Oh no! It is not _the_problem_, thats why I called it 'feature'. There are many systems working together and 95-99% of allocations and garbage collections according to profiler are those buffers and there is a room for improvement. That could lead to memory fragmentation on long runs (just yesterday I've restarted an instance of java with 72 days uptime) because all of those buffers have different sizes (good thing that my keys are all short).
If you are busy with bugs and more important things - then sure it should not be on your list. This feature would help performance claim, anyway - Java File API and others allow you to reuse buffers straight away, and it is just a little strange that performance oriented BDB JE low-level API of it do not byte buffer reuse. People who don't care about this things are likely not to know what embedded DB is and are using JDBC/Mysql something 8-) Kidding.
Sorry. And thanks for great work anyway!
However, "private final DatabaseEntry key = new DatabaseEntry(32768);
private final DatabaseEntry value = new DatabaseEntry(32768);
That will pre-allocate buffer, reuse it for reads and require me to use getPartialXXX methods.
That will fail or read first bytes (whatever) when buffer is too small to accommodate the data." would be very nice 8-)
...Or have derived DatabaseEntryReusable class with the only overridden method 'allocate(x)' that will check capacity and configure 'partialLength' instead of actual allocation.
It's interesting that the key/data byte arrays returned by JE are the dominant GC waste in your app. Is the entire data set resident in the JE cache? If so, I can understand why these allocations stand out.
So far we've been most concerned with GC waste due to JE eviction -- when the data set does not fix in cache -- because these are long lived objects.
The dataset is not in the cache. On production server the size of environment is 60G (on testing it was 21G) the java memory is 8G (on testing is was 4G) and JE cache size is 50% memory through config.setCachePercent() method. Cache is shared, however in that case there is just one environment.
Objects and primitive values are created by 4-16 worker threads based on data in that dataset. Objects are also cached, but more than half of read operations is randomly distributed along dataset and accessed once in a longer-than-cached while.
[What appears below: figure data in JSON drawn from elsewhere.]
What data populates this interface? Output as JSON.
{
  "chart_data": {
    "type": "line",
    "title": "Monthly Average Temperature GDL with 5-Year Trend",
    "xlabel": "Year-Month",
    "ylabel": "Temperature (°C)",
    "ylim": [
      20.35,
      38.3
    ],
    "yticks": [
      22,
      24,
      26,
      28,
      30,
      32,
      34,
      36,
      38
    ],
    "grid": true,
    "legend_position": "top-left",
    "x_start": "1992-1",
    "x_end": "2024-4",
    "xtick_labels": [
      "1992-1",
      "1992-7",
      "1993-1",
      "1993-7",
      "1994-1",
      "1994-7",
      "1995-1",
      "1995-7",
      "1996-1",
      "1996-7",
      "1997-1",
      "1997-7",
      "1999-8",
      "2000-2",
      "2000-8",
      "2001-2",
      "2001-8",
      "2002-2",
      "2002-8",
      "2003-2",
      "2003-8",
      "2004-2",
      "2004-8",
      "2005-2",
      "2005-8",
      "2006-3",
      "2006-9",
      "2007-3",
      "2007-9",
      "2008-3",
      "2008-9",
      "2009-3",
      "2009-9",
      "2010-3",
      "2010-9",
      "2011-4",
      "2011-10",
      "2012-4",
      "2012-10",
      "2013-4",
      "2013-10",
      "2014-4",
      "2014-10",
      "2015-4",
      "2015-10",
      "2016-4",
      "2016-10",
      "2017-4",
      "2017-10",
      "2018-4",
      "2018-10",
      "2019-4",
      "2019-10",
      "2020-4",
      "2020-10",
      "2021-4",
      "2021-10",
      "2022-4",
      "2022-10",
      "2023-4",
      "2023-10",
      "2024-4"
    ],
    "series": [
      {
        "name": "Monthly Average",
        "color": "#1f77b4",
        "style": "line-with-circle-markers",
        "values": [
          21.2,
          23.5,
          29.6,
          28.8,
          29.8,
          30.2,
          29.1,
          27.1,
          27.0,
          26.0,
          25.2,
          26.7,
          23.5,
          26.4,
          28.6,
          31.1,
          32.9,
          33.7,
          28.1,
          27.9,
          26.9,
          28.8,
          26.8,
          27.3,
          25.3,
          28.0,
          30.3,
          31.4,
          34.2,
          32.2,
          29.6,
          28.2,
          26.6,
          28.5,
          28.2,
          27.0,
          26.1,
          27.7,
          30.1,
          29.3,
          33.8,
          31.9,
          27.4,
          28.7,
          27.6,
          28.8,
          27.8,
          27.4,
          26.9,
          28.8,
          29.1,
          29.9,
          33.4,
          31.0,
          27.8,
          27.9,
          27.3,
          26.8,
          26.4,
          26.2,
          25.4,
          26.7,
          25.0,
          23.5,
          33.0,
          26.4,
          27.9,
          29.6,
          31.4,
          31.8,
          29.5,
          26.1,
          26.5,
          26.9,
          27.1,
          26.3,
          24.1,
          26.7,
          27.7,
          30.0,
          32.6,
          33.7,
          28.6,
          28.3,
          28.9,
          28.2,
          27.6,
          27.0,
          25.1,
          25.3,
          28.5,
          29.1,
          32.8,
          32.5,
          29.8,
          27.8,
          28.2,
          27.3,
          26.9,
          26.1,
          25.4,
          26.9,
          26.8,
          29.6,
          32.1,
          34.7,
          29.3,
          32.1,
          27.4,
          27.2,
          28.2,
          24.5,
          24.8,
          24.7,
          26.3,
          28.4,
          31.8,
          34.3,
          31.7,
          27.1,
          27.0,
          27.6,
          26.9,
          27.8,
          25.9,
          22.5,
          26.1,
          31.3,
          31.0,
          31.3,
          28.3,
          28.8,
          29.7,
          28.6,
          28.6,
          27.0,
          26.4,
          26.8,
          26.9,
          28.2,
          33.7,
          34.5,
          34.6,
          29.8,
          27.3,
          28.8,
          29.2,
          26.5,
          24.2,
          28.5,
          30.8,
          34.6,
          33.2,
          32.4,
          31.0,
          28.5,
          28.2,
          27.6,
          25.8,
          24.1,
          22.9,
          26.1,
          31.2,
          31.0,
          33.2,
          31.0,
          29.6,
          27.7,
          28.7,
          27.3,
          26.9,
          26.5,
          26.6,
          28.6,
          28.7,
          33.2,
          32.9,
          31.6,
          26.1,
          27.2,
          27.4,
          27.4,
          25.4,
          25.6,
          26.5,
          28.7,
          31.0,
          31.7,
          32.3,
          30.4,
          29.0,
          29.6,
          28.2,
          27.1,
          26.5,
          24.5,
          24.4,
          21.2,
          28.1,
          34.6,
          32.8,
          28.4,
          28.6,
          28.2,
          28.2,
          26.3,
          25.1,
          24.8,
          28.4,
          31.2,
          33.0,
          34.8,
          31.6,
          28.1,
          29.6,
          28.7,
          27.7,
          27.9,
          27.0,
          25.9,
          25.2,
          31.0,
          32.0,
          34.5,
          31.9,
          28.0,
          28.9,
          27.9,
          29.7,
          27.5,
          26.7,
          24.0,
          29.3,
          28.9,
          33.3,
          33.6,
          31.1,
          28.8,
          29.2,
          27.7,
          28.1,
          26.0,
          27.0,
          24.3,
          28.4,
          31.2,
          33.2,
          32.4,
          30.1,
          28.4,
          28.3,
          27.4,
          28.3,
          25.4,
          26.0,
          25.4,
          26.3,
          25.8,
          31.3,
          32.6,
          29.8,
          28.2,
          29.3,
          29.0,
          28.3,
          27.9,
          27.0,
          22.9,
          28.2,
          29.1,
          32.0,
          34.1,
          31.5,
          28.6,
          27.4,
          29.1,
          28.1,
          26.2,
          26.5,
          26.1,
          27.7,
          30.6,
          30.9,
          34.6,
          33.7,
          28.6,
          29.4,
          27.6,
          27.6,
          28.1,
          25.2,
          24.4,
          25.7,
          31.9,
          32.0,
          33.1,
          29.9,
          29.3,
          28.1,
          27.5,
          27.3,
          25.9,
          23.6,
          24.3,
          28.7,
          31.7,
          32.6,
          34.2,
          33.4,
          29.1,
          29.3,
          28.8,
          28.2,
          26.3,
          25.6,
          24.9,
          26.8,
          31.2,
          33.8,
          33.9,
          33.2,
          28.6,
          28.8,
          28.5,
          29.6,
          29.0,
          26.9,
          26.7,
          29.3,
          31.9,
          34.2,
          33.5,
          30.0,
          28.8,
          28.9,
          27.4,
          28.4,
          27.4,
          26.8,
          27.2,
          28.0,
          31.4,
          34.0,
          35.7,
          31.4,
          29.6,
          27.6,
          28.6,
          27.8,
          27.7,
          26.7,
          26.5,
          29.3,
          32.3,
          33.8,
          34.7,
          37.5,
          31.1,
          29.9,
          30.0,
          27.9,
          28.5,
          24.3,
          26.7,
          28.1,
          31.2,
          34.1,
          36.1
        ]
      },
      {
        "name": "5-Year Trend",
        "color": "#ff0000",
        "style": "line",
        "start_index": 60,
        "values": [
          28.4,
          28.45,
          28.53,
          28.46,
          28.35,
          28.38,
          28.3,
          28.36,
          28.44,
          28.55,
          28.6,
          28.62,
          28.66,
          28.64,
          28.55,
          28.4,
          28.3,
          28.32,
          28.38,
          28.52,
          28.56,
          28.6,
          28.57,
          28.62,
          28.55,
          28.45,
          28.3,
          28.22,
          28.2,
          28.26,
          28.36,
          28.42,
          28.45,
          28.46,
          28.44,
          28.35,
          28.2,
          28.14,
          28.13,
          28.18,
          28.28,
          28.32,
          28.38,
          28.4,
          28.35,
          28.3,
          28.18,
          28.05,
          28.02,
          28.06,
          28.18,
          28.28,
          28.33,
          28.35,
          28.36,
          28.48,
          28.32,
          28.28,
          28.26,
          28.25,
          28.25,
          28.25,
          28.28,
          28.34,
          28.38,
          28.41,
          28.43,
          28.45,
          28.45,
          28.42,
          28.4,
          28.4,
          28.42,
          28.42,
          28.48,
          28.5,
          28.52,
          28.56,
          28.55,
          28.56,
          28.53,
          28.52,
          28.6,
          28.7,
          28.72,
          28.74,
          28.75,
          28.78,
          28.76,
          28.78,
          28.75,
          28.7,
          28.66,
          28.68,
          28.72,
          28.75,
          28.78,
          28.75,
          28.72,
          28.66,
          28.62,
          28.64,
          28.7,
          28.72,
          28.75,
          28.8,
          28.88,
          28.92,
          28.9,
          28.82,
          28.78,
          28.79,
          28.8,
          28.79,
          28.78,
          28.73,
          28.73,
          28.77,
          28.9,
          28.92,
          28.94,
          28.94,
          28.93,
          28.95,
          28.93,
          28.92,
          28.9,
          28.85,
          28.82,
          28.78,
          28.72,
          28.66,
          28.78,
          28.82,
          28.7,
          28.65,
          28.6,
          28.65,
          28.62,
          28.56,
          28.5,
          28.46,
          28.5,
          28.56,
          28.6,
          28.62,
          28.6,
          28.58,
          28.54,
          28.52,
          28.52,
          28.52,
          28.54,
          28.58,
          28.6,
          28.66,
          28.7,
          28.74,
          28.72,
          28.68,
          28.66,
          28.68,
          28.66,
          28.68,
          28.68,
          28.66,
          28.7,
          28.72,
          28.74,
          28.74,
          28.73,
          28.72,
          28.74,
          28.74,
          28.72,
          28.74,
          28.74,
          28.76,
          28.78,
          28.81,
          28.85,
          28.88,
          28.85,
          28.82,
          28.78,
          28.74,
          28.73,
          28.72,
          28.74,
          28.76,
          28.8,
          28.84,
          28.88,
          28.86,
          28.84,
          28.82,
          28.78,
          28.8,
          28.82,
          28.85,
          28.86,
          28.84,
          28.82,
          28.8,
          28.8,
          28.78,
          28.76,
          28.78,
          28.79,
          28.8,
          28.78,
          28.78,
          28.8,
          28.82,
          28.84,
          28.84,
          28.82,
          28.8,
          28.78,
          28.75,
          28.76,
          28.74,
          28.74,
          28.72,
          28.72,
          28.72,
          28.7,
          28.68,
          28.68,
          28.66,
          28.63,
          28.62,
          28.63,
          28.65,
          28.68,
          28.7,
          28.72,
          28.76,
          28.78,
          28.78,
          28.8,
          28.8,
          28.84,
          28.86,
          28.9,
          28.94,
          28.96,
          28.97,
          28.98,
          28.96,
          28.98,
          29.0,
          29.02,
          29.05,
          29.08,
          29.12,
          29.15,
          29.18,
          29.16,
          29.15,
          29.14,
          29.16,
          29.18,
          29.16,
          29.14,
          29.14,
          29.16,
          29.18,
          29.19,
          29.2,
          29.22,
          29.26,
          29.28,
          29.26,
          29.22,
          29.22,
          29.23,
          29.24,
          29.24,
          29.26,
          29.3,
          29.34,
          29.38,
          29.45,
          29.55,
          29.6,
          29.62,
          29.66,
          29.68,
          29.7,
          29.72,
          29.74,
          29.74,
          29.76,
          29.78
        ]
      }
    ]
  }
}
Objects that are created do have different types and different lifespans. But byte buffer arrays allocated by JE read operations (get and range (cursor.next/prev)) are always not needed right after it was compared and /likely/ used to create an object by the worker thread straight away, in the same loop where JE read happens.
Number of byte array allocations is even bigger (sometimes comparisons get conditions when they need to skip a row or may find given object created elsewhere (like: reference to another object)) than a sum of all objects and primitives created during data access. Also byte arrays are same type and grouped like one class in the profiler report. That's why java profiler was showing it to me as the only visible issue with allocations/memory_utilization/gc that is by far greater than others. I am not sure that I do experience (or can measure and detect) any problems because of it, apart from profiler reports. And, anyway, testing and profiling is never anything like I experience in production ever 8-)